Given vectors: \( \vec{a} = \hat{i} + \hat{j} + \hat{k} \) and \( \vec{b} = \hat{i} + 2\hat{j} + 3\hat{k}. \) We require the unit vector perpendicular to \( \vec{a} + \vec{b} \) and \( \vec{a} - \vec{b}. \) A vector perpendicular to both is obtained via their cross product.

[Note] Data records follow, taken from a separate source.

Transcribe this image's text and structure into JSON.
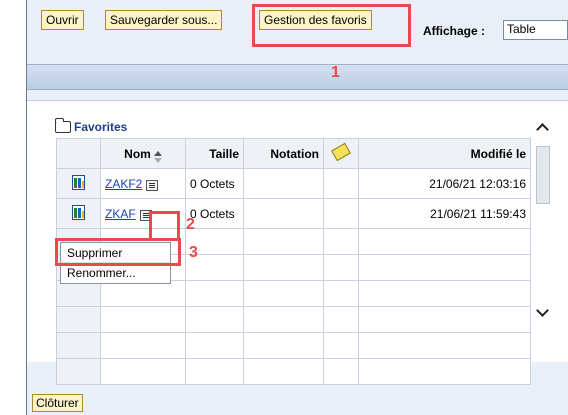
{
  "toolbar": {
    "open_label": "Ouvrir",
    "save_as_label": "Sauvegarder sous...",
    "manage_favorites_label": "Gestion des favoris",
    "display_label": "Affichage :",
    "display_value": "Table"
  },
  "annotations": {
    "step1": "1",
    "step2": "2",
    "step3": "3"
  },
  "folder": {
    "name": "Favorites"
  },
  "table": {
    "columns": {
      "name": "Nom",
      "size": "Taille",
      "rating": "Notation",
      "modified": "Modifié le"
    },
    "rows": [
      {
        "name": "ZAKF2",
        "size": "0 Octets",
        "rating": "",
        "modified": "21/06/21 12:03:16"
      },
      {
        "name": "ZKAF",
        "size": "0 Octets",
        "rating": "",
        "modified": "21/06/21 11:59:43"
      }
    ]
  },
  "context_menu": {
    "delete_label": "Supprimer",
    "rename_label": "Renommer..."
  },
  "footer": {
    "close_label": "Clôturer"
  },
  "colors": {
    "annotation_red": "#e84a50",
    "button_bg": "#fdf3c9",
    "link_blue": "#1a3fb8",
    "folder_title": "#1c3f8c"
  }
}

We proceed by calculating \( (\vec{a} + \vec{b}) \times (\vec{a} - \vec{b}). \)
First, determine the vectors \( \vec{a} + \vec{b} \) and \( \vec{a} - \vec{b}. \)
\( \vec{a} + \vec{b} = (\hat{i} + \hat{j} + \hat{k}) + (\hat{i} + 2\hat{j} + 3\hat{k}) = 2\hat{i} + 3\hat{j} + 4\hat{k}. \)
\( \vec{a} - \vec{b} = (\hat{i} + \hat{j} + \hat{k}) - (\hat{i} + 2\hat{j} + 3\hat{k}) = 0\hat{i} - \hat{j} - 2\hat{k}. \)
Next, compute their cross product:
\( (\vec{a} + \vec{b}) \times (\vec{a} - \vec{b}) = \begin{vmatrix} \hat{i} & \hat{j} & \hat{k} \\ 2 & 3 & 4 \\ 0 & -1 & -2 \end{vmatrix}. \)
Expanding the determinant yields:
\( (\vec{a} + \vec{b}) \times (\vec{a} - \vec{b}) = \hat{i} \begin{vmatrix} 3 & 4 \\ -1 & -2 \end{vmatrix} - \hat{j} \begin{vmatrix} 2 & 4 \\ 0 & -2 \end{vmatrix} + \hat{k} \begin{vmatrix} 2 & 3 \\ 0 & -1 \end{vmatrix}. \)
Evaluating the 2x2 determinants:
\( \begin{vmatrix} 3 & 4 \\ -1 & -2 \end{vmatrix} = (3)(-2) - (4)(-1) = -6 + 4 = -2. \)
\( \begin{vmatrix} 2 & 4 \\ 0 & -2 \end{vmatrix} = (2)(-2) - (4)(0) = -4. \)
\( \begin{vmatrix} 2 & 3 \\ 0 & -1 \end{vmatrix} = (2)(-1) - (3)(0) = -2. \)
Consequently, the cross product is:
\( (\vec{a} + \vec{b}) \times (\vec{a} - \vec{b}) = -2\hat{i} + 4\hat{j} - 2\hat{k}. \)
To obtain the unit vector, divide this resulting vector by its magnitude.
The magnitude is calculated as:
\( ||\vec{v}|| = \sqrt{(-2)^2 + 4^2 + (-2)^2} = \sqrt{4 + 16 + 4} = \sqrt{24} = 2\sqrt{6}. \)
The unit vector is therefore:
\( \hat{v} = \frac{-2\hat{i} + 4\hat{j} - 2\hat{k}}{2\sqrt{6}} = \frac{-1}{\sqrt{6}} \hat{i} + \frac{2}{\sqrt{6}} \hat{j} - \frac{1}{\sqrt{6}} \hat{k}. \)
This result corresponds to Option (4), making it the correct answer.
(4)